Texas A&M head coach Kevin Sumlin watches a replay during the first quarter of an NCAA college football game against South Carolina. (AP)
Texas A&M head coach Kevin Sumlin watches a replay during the first quarter of an NCAA college football game against South Carolina. (AP)

Barry Odom (17), Missouri. Only in his second year, but this season is shaping up to be one of the all-time worst at a school that has seen some bad times. Odom is now 5-12, 1-4 this season, with the only victory over an FCS opponent. Mizzou hasn’t had a winless conference record since 1971 in the Big Eight, but this team might make a run at it.

Ed Orgeron (18), LSU. He’s 14 games into his head-coaching tenure, and just six into it as the full-time head coach. So it would be crazy to run him out this fast – except LSU is a crazy place, and Coach O put himself in immediate trouble this season with a 30-point loss to Mississippi State and a loss to Troy. Winning at Florida on Saturday was huge in terms of changing the mood – but that change will be temporary if beating the Gators wasn’t the start of a major upgrade in performance.

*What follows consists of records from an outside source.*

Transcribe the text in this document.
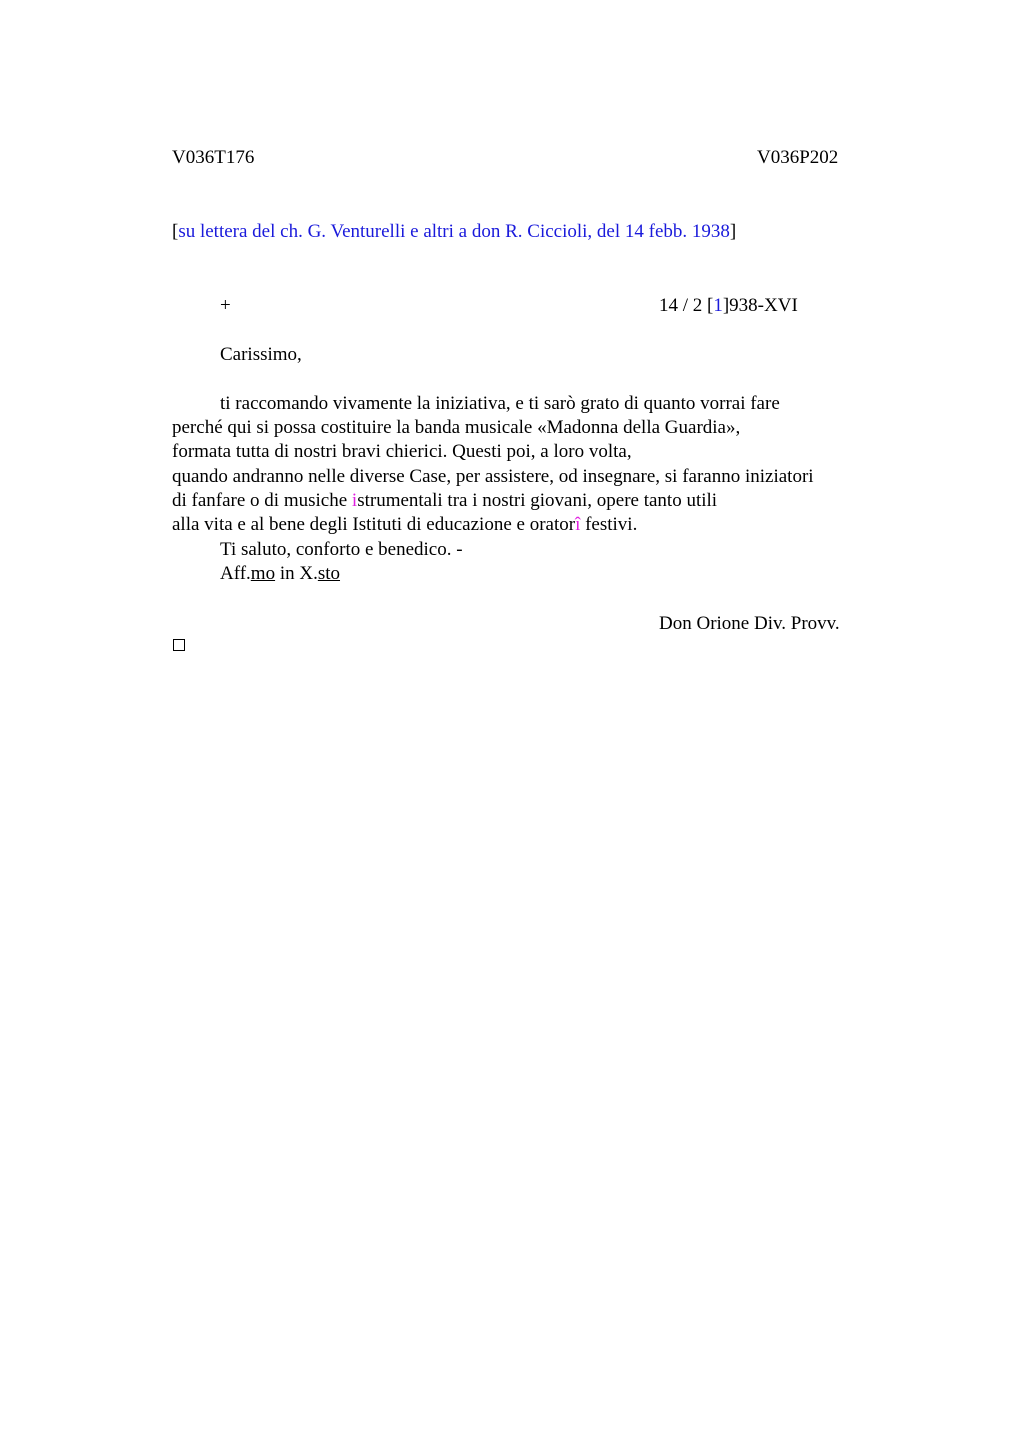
V036T176	V036P202
[su lettera del ch. G. Venturelli e altri a don R. Ciccioli, del 14 febb. 1938]
+	14 / 2 [1]938-XVI
Carissimo,
ti raccomando vivamente la iniziativa, e ti sarò grato di quanto vorrai fare
perché qui si possa costituire la banda musicale «Madonna della Guardia»,
formata tutta di nostri bravi chierici. Questi poi, a loro volta,
quando andranno nelle diverse Case, per assistere, od insegnare, si faranno iniziatori
di fanfare o di musiche istrumentali tra i nostri giovani, opere tanto utili
alla vita e al bene degli Istituti di educazione e oratorî festivi.
Ti saluto, conforto e benedico. -
Aff.mo in X.sto
Don Orione Div. Provv.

Jim McElwain (19), Florida. “McElwain’s Program Sits at the Crossroads,” declared GatorBait.net, a fan site that covers the school. This was Sunday, the day after the Gators were beaten at home by a previously reeling LSU team. For a guy with a 21-10 record, 16-6 in the SEC and 14-1 against the East, that seems rather melodramatic. But it tells you how the Florida faithful feel about a guy who has dramatically failed to live up to a big rep as an offensive coach. The Dash remains unconvinced that the winner of two straight East titles, while dealing with constant injury/suspension turmoil at skill positions, could be forced out after three seasons. But we’ll see how this one ends.

Seat temperature doesn’t matter, just presumed gone: Mississippi interim coach Matt Luke, whose team is 2-3 and has been outscored 137-42 by Power Five competition. At least the schedule is more lenient the rest of the way.


Ohio State loses handily in the Horseshoe. Michigan loses in the Big House. Notre Dame loses in the shadow of Touchdown Jesus, then wins by 20 in Spartan Stadium. Florida State loses twice in Doak Campbell. Nine different SEC teams have lost at least once at home.

Add it all up and it’s easy to arrive at the assumption that there is a disappearing home-field advantage (20) in college football. Then look up some Sagarin Ratings data, and that assumption has some backing.

By Sagarin’s computing, the current home-field advantage in the sport is worth 1.97 points. That’s the lowest it’s been since 2006, when it was 1.94. After hitting a high of 3.52 in 2013, it has declined every season: 2.77 in ’14, 2.68 in ’15; 2.13 last year, and now less than two points.

Why? That will take some time to explore. But all the modern trappings of home-field advantage – fans wearing matching colors, piped-in noise between plays, third-down hoopla – don’t seem to be having much of an effect. Road games shouldn’t scare too many teams right now.